To explore the differences between differential MBI groups, GO and KEGG analysis were performed using differential genes. Among them, BP was mainly enriched to mitotic nuclear division, CC enrichment to chromosomal regions and collagen-containing extracellular matrix, and MF is mainly enriched to lipid transporter activity ( Figures 4A, B ). KEGG analysis revealed that the enriched pathways were mainly cell cycle, chemical carcinogenesis and cellular senescence ( Figures 4C, D ).

Subsequently, we performed a COX prognostic analysis of the clinical characteristics and MBI of these patients. Among them, staging and MBI were statistically significant in both univariate and multivariate analyses ( Figures 5A, B ). Considering the clinical use of the model, we further plotted the nomogram. MBI were included in addition to the clinical information of the patients ( Figure 5C ). The ROC curves analyzed the efficacy of the model at 1, 3 and 5 years and found that all were well evaluated. Considering that the inclusion of clinical information may be more effective for the model, we calculated the Nomogram score. and the ROC curve was found to be better when it was evaluated ( Figures 5D, F ). The calibration curve results found the model to be good ( Figure 5G ).
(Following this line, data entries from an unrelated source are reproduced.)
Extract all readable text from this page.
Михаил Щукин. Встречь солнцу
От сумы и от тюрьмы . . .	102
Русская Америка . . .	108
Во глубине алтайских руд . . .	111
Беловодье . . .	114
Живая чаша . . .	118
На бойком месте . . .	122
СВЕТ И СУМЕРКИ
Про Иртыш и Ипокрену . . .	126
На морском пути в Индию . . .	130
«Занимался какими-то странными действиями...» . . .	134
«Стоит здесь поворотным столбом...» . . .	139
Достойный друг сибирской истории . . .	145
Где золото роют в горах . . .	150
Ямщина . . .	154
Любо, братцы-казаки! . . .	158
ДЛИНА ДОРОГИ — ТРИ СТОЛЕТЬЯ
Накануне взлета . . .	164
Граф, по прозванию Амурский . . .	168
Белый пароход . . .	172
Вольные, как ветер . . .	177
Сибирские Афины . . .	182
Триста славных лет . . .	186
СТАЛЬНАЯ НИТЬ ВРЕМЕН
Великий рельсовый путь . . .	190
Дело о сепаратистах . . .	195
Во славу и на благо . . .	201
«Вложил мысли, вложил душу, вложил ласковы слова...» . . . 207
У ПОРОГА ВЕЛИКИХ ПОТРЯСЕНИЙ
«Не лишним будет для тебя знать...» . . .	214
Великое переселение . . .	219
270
To study the profile of mutations, we mapped the major mutated genes and frequencies in the different MBI groups. The predominant mutation type in both MBI groups was Missense Mutation. And TP53, CTNNB1, and MUC16 were mutated more frequently in high MBI patients. Among them, the TP53 mutation frequency was 36% in the high MBI group, while it was 16% in the low MBI group ( Figures 6A, B ).
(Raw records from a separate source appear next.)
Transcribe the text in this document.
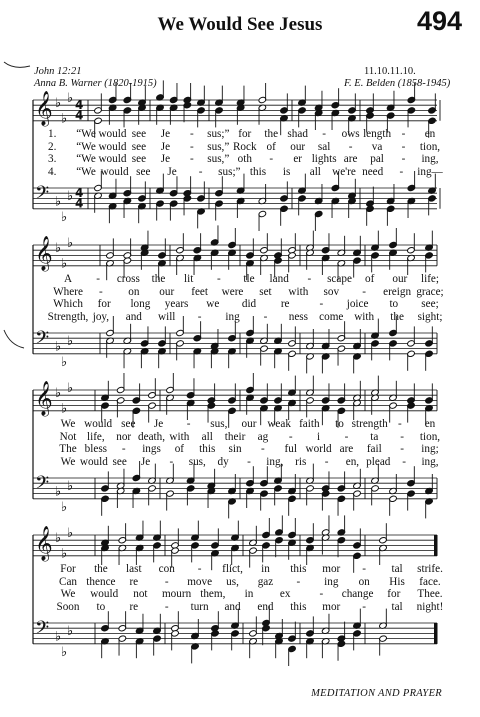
We Would See Jesus	494
John 12:21
Anna B. Warner (1820-1915)
11.10.11.10.
F. E. Belden (1858-1945)
𝄞 ♭
♭
♭ 4
4
𝄢 ♭
♭
♭ 4
4
𝄞 ♭
♭
♭
𝄢 ♭
♭
♭
𝄞 ♭
♭
♭
𝄢 ♭
♭
♭
𝄞 ♭
♭
♭
𝄢 ♭
♭
♭
1. “We would see Je - sus;” for the shad - ows length - en
2. “We would see Je - sus,” Rock of our sal - va - tion,
3. “We would see Je - sus,” oth - er lights are pal - ing,
4. “We would see Je - sus;” this is all we're need - ing—
A - cross the lit - tle land - scape of our life;
Where - on our feet were set with sov - ereign grace;
Which for long years we did re	- joice to see;
Strength, joy, and will - ing - ness come with the sight;
We would see Je - sus, our weak faith to strength - en
Not life, nor death, with all their ag - i - ta - tion,
The bless - ings of this sin - ful world are fail - ing;
We would see Je - sus, dy - ing, ris - en, plead - ing,
For the last con - flict, in this mor - tal strife.
Can thence re - move us, gaz - ing on His face.
We would not mourn them, in ex	- change for Thee.
Soon to re - turn and end this mor - tal night!
MEDITATION AND PRAYER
To explore the relationship between MBI and immune cells, we investigated the expression of 16 immune cells. Multiple immune cells differed significantly between high and low MBI groups. Among them, aDCs, iDCs, Macrophages, and Treg have higher expression in high MBI patients. And Mast cells, NK cell were mainly expressed in the low MBI group ( Figure 7A ). Subsequently, we further evaluated the differences in immune-related functions in high and low MBI groups, and we found that APC_co_stimulation and HLA were predominantly expressed in the high MBI group. While Type_I_IFN_Response and Type_II_IFN_Response was expressed in low MBI patients ( Figure 7B ). Next, we found a lower Stromalscore in the high MBI group in the tumor microenvironment ( Figure 7C ). Considering the relationship between MBI and immunotherapy, we evaluated the relationship between MBI and MMR. MMR all correlated with MBI, with MSH2 having the highest correlation with MBI ( Figure 7D ). Interestingly, immune checkpoint analysis revealed a significant correlation between MBI and PDL1, PD1, and CTLA4 ( Figure 7E ). The model was found to be a better predictor of the effect of immunotherapy through the dataset, where the TIDE score was lower in high MBI patients ( Figure 7F ). Afterwards, we found that patients with better immunotherapy outcomes had higher MBI ( Figure 7G ). Subsequently, we investigated the sensitivity of different chemotherapeutic agents in different MBI groups, and we found IC50 values of Sorafenib, Cisplatin, Cytarabine, Fludarabine, Ibrutinib, Dihydrorotenone, Gemcitabine, Irinotecan, Mitoxantrone, Oxaliplatin and Ribociclib were higher in the high MBI group. While 5-Fluorouracil, Dasatinib, Osimertinib, Lapatinib, and Gefitinib had higher IC50 values in the low MBI group ( Figures 8A–S ).

We first found that both ATIC and G6PD were significantly higher expression in cancerous tissue through the GEO database ( Figures 9A, B ). The subsequent qPCR performed on 10 pairs of hepatocellular carcinoma and paraneoplastic tissues used both revealed higher expression of these two key genes in the tumor tissues ( Figures 9C, D ). Immediately after, we further performed qPCR validation using LO2 normal hepatocytes and three types of hepatocellular carcinoma cells, BEL-7402, HEPG2 and HCCLM3, and we found hub genes were higher in cancer cells than in normal hepatocytes ( Figures 9E, F ). Finally, we observed the immunohistochemistry of these two critical genes. The results were basically consistent with the above, that is, higher expression in HCC tissues ( Figure 9G, H ).